By Anton Mikolowski
The Tower (Grosse Pointe, Michigan)
With Canada opening its arms to the first of 25,000 refugees and a number of American states denying them, the question will soon come to where Michigan stands on the issue.
According to the Detroit Free Press, Gov. Rick Snyder seems to be leaning towards an acceptance of refugees so long as there is an extensive screening process.
58 percent of residents would support Syrian immigration to Michigan, according to a recent poll.
On a more local level, South students seem to be divided on the issue.
Charlie Cornillie ’17 said the United States, and Michigan in particular, should make a point of accepting Syrian refugees.
“Yes, we should accept (Syrians) as refugees,” Cornille said, “Most arguments against it seem far-fetched at best.”
Cornillie said even if some refugees are terrorists, as those who oppose accepting Syrian refugees argue, terrorists who want to come to America will regardless of a formal refugee program.
“I mean look at the Paris attacks,” Cornillie said, “They say some of the terrorists got in through the refugee program, but most probably got in by other ways.”
While Cornillie thinks Michigan should embrace Syrian immigration, John Meier ’18 is unsure.
“I feel bad, because (Syrians) are dying,” Meier said. “But at the same time I don’t want to be bombed because (we accepted Syrian refugees).”

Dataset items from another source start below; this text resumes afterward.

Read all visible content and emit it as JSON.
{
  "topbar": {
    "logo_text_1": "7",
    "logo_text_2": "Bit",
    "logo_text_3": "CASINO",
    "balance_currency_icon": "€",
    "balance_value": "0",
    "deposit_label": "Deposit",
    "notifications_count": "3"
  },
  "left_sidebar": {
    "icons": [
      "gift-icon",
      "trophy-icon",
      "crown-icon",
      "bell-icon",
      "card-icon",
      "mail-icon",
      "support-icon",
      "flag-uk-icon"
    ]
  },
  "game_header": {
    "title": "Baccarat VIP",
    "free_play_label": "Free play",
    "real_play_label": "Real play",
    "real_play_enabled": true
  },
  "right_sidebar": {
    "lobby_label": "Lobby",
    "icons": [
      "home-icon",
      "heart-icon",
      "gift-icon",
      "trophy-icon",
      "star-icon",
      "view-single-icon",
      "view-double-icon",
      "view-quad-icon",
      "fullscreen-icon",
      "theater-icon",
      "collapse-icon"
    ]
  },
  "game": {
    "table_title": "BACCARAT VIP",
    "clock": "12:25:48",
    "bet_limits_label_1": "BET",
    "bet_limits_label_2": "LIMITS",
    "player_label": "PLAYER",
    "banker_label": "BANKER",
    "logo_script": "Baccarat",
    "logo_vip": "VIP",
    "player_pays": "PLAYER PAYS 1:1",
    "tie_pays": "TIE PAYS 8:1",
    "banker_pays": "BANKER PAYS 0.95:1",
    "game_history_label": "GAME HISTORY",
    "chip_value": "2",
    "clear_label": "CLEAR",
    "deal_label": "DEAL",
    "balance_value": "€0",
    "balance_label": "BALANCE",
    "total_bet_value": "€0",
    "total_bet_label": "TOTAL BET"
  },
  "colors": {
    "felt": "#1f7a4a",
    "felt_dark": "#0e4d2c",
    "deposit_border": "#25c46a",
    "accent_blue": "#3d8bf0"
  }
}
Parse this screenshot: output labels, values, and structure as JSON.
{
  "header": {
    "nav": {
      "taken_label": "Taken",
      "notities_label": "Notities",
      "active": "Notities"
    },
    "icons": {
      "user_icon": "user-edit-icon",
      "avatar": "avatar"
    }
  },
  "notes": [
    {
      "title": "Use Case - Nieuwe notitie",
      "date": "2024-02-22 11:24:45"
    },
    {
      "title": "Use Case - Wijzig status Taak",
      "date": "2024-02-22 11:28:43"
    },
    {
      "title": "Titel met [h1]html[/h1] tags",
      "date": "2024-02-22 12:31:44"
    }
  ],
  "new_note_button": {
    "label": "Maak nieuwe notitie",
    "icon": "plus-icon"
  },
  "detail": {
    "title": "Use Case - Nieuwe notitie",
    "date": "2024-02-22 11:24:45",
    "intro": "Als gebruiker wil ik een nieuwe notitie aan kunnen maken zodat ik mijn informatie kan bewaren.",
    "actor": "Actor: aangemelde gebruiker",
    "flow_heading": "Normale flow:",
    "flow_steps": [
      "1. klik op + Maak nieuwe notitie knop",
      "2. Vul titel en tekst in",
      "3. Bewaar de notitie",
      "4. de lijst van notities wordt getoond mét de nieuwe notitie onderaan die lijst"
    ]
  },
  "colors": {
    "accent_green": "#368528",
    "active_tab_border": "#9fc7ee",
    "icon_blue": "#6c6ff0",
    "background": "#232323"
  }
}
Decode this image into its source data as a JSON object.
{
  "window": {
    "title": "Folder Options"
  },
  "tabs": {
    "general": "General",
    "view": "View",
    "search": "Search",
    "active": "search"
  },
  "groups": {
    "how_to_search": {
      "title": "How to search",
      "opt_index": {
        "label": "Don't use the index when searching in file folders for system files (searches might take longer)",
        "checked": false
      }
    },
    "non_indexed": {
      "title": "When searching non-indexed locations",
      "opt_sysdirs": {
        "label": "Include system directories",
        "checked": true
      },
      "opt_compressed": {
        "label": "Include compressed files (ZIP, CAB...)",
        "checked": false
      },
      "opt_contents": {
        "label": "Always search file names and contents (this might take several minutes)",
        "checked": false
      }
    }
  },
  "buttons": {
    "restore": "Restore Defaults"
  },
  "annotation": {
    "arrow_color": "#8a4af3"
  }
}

Meier says he is split and it is a difficult issue to decide because of the many shades of grey surrounding the issue.
AP US History teacher James Cooper said the history of immigration in America is, indeed, surrounded by shades of grey.
“We’re talking about 200 years of American history,” Cooper said. “A lot of people have come in and gone out. There was a period in the 1990s where Albanians came in because we opened up a big Albanian refugee passage to the United States.”
This Albanian diaspora, caused by the hierarchical and economic collapse of the Albanian political regime at the time, resulted in the dispersal of the Albanian people throughout Europe, Asia, Canada and the United States. It also allowed many Albanian families to settle and make new lives locally, Cooper said. “I want to say 20,000 refugees came to America,” Cooper said. “I do know that a lot of the Albanian refugees ended up coming to Grosse Pointe and going to Grosse Pointe South and were wonderful kids.”
Cooper also said the American government has opened its borders to refugees during times of war, including instances of military conflicts in both Korea and Vietnam, which is why it would not be too far-fetched for the government to do the same for Syrian refugees.
Adam Gellert ’17, a North student, sees a mass Syrian migration to America as a danger to both the nation’s structure and its people.
“Syrian refugees should not be admitted into the United States because we, as a nation, should be worrying about the state of our economy and (other problems) plaguing us,” Gellert said via email.
Gellert said he fears what may be brought to the nation if Syrian refugees are let into the country without proper screening.
“We must have caution because we do not know what kind of people we would be letting in and what extremist ideas they may have brought to harm our nation,” Gellert said.
Grosse Pointe has shown diverse and differing opinions such as Cornillie and Gellert, and those undecided, like Meier. However, Cooper’s words still ring true that many incidents and affairs can transpire in 200 years, and only time will tell where the nation and Michigan stand on this matter.